Namun, dikarenakan beberapa daerah lainnya masih dalam proses sengketa di Mahkamah Konstitusi (MK), sehingga jadwal pelantikan kepala daerah diundur dari jadwal yang telah ditetapkan sebelumnya.
Sebelumnya, Menteri Dalam Negeri Tito Karnavian mengatakan pelantikan kepala daerah terpilih hasil pemilihan kepala daerah serentak 2024 batal digelar pada 6 Februari 2025.
Tito menjelaskan bahwa alasan penundaan pelantikan tersebut karena Mahkamah Konstitusi (MK) memajukan jadwal pembacaan putusan sela atau dismissal permohonan sengketa perselisihan hasil pemilihan kepala daerah 2024. Karena itu, pemerintah menunggu pembacaan putusan Mahkamah Konstitusi terlebih dahulu.

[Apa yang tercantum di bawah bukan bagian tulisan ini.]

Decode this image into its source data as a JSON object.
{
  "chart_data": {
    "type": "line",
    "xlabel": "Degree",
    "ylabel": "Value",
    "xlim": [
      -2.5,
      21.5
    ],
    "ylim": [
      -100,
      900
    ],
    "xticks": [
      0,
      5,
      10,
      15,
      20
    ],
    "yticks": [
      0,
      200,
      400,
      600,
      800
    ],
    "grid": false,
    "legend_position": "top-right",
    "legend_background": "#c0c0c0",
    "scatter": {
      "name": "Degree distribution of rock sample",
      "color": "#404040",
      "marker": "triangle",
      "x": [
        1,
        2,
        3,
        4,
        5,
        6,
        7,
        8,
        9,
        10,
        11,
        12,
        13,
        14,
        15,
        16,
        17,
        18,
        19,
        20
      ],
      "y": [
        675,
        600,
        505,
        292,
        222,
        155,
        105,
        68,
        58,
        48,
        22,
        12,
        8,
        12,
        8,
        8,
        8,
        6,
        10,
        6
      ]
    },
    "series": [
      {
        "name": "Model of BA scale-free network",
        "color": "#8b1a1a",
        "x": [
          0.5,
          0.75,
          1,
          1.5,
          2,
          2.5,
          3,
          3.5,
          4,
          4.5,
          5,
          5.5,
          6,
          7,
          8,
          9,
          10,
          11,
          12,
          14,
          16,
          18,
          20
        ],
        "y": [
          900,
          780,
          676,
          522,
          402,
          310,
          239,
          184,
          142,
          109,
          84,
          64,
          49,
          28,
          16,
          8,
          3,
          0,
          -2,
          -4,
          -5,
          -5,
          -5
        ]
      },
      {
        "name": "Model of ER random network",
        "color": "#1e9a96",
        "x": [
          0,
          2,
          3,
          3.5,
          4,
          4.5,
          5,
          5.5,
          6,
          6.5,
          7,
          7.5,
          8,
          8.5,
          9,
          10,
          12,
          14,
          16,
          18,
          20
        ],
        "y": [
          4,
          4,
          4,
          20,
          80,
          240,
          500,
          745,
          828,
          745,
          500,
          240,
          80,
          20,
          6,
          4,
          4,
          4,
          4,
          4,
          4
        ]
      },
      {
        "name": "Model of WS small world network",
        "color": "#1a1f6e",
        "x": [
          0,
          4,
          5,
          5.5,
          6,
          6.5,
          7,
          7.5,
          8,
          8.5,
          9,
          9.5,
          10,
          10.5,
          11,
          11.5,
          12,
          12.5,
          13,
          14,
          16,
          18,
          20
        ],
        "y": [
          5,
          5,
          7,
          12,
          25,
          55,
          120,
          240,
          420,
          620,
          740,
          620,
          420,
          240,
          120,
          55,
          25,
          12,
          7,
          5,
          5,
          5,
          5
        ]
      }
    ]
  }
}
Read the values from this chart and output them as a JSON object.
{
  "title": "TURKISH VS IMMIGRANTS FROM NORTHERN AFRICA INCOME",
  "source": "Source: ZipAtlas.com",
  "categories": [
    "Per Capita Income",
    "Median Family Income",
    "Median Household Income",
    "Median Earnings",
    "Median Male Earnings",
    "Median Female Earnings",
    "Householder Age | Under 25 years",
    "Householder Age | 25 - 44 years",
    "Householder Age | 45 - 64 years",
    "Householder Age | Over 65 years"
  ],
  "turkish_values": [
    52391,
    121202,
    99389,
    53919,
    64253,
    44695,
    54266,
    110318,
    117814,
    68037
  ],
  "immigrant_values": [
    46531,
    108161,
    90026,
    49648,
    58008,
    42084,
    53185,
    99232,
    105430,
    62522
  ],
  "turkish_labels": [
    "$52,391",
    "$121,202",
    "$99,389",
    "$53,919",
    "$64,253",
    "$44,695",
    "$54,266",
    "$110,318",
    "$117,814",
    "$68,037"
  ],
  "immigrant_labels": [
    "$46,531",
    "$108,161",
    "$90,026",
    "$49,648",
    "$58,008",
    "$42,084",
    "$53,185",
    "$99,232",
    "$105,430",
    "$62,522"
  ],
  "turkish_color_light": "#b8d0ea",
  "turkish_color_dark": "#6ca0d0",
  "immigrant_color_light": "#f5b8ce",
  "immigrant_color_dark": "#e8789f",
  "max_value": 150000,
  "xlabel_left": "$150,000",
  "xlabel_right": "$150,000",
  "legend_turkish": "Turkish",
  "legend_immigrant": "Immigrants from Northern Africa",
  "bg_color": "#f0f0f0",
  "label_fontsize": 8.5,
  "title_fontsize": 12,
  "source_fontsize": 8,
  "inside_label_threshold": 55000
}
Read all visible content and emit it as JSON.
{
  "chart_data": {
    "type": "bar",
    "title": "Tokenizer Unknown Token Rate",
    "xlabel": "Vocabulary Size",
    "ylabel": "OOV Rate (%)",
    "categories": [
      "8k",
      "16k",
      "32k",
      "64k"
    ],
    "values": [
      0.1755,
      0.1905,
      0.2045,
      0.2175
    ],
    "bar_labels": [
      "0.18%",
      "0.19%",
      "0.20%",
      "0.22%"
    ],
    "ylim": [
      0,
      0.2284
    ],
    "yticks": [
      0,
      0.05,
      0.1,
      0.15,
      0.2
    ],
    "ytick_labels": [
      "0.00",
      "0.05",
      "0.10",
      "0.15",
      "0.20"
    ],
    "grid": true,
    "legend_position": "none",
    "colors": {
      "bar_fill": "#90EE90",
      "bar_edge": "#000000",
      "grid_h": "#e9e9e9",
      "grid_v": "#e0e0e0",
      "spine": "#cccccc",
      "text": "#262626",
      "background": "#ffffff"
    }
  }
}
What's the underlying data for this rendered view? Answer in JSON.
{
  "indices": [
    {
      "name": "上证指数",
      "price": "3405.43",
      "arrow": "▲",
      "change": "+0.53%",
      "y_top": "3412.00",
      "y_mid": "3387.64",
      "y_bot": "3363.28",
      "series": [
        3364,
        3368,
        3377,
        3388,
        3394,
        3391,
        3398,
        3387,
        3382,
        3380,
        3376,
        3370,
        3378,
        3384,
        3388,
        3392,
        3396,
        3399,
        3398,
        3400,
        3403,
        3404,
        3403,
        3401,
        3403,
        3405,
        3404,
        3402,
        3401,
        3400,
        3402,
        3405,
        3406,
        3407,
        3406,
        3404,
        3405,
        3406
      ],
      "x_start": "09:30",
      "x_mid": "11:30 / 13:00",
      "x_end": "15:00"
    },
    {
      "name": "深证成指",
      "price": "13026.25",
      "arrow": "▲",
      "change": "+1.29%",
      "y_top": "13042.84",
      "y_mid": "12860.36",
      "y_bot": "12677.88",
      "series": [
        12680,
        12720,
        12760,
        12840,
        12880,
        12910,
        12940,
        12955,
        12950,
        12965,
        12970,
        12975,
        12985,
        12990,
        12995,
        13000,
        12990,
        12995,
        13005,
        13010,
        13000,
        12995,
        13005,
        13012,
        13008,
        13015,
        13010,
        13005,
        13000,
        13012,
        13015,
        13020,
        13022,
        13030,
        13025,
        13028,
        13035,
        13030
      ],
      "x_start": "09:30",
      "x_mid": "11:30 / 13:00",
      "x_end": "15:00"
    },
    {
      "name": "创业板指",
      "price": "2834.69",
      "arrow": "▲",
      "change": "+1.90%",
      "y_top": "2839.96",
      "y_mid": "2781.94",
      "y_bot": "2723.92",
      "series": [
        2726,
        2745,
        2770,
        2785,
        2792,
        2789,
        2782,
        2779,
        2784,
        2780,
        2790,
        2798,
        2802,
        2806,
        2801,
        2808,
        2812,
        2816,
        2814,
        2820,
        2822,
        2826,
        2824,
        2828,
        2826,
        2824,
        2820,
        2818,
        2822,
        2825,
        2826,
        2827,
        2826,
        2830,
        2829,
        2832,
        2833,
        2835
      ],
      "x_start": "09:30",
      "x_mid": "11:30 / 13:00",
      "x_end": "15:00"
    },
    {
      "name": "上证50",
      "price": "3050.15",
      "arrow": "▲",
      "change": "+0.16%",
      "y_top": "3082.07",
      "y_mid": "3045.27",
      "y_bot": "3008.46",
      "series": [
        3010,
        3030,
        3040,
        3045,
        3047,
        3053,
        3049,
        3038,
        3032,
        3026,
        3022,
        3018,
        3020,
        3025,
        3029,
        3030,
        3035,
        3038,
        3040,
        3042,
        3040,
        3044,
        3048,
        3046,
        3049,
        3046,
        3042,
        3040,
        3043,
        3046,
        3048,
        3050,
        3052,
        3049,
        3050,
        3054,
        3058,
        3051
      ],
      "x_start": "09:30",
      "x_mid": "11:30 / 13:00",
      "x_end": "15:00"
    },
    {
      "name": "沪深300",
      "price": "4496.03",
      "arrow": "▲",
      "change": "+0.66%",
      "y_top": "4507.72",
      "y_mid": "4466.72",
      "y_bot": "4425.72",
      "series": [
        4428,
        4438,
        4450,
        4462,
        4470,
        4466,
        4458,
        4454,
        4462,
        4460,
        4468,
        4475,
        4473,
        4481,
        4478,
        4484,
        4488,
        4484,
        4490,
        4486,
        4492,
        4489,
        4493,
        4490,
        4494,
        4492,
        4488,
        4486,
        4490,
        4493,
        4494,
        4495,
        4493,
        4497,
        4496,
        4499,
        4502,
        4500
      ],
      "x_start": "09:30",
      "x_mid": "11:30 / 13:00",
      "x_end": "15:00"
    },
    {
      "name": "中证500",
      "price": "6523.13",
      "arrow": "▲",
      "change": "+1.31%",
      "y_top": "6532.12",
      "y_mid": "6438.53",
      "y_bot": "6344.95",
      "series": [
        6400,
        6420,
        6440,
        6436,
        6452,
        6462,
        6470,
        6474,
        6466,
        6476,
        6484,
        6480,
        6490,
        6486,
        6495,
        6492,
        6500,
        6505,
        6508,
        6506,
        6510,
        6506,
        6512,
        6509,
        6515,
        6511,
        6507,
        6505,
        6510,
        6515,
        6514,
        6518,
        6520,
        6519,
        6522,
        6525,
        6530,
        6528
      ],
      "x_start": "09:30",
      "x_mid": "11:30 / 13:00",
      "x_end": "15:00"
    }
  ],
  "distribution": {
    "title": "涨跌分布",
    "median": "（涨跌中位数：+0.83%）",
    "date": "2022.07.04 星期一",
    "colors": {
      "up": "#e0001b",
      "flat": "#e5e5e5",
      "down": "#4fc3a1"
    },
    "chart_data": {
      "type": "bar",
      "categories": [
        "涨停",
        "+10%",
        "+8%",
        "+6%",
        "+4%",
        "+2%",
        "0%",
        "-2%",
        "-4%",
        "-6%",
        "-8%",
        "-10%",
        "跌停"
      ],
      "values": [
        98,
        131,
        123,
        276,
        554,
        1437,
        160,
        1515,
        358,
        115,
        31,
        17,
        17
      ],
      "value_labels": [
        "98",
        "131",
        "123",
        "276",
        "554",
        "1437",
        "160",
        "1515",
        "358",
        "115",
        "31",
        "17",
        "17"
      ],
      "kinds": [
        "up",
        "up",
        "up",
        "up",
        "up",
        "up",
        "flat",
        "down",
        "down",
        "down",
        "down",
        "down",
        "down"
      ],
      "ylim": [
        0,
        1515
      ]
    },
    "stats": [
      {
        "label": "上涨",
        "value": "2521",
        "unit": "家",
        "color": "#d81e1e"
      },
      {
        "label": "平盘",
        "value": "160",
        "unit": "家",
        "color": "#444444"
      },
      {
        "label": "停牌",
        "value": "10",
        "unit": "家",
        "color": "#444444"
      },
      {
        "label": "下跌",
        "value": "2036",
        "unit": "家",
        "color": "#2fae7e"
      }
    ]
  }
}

Untuk diketahui, putusan dismissal sengketa Pilkada Serentak 2024 di MK akan dilaksanakan pada 4-5 Februari 2025.
“Kami hitung kira-kira memerlukan waktu 12 hari lah, 12 hari dari tanggal 5 atau tanggal 6 (Februari),” kata Tito saat ditemui di Gedung MK, Jakarta, Jumat (31/1/2025).
Waktu 12 hari ini, kata Tito, tak jauh berbeda dari rencana awal pelantikan kepala daerah pada 6 Februari 2025. Sebab itu, dia meminta kepada kepala daerah terpilih yang tak berperkara di MK untuk lebih bersabar menyambut pelantikan mereka.
“Ya sabar sedikit teman-teman, sabar sedikit, saya ada beberapa yang telepon, sudah lah nyantai dulu sebentar, ini biar serempak semua, ada keserempakan yang besar dan cukup 1 kali,” ucapnya.
Ia mengatakan pemerintah berencana menggabung jadwal pelantikan kepala daerah terpilih yang kemenangannya tidak digugat ke Mahkamah Konstitusi dengan kepala daerah yang kemenangannya digugat ke Mahkamah Konstitusi, tapi perkaranya tidak dilanjutkan atau ditolak lewat putusan sela. Penggabungan ini dilakukan dengan alasan efisiensi.
Menurut Tito, pemerintah awalnya hendak menggelar pelantikan tahap kedua bagi kepala daerah terpilih yang gugatan atas kemenangannya ditolak MK lewat putusan sela atau tidak berlanjut ke tahap pemeriksaan saksi-saksi. Namun, Presiden Prabowo Subianto meminta agar pelantikan tahap pertama dan kedua tersebut digabung jadi satu.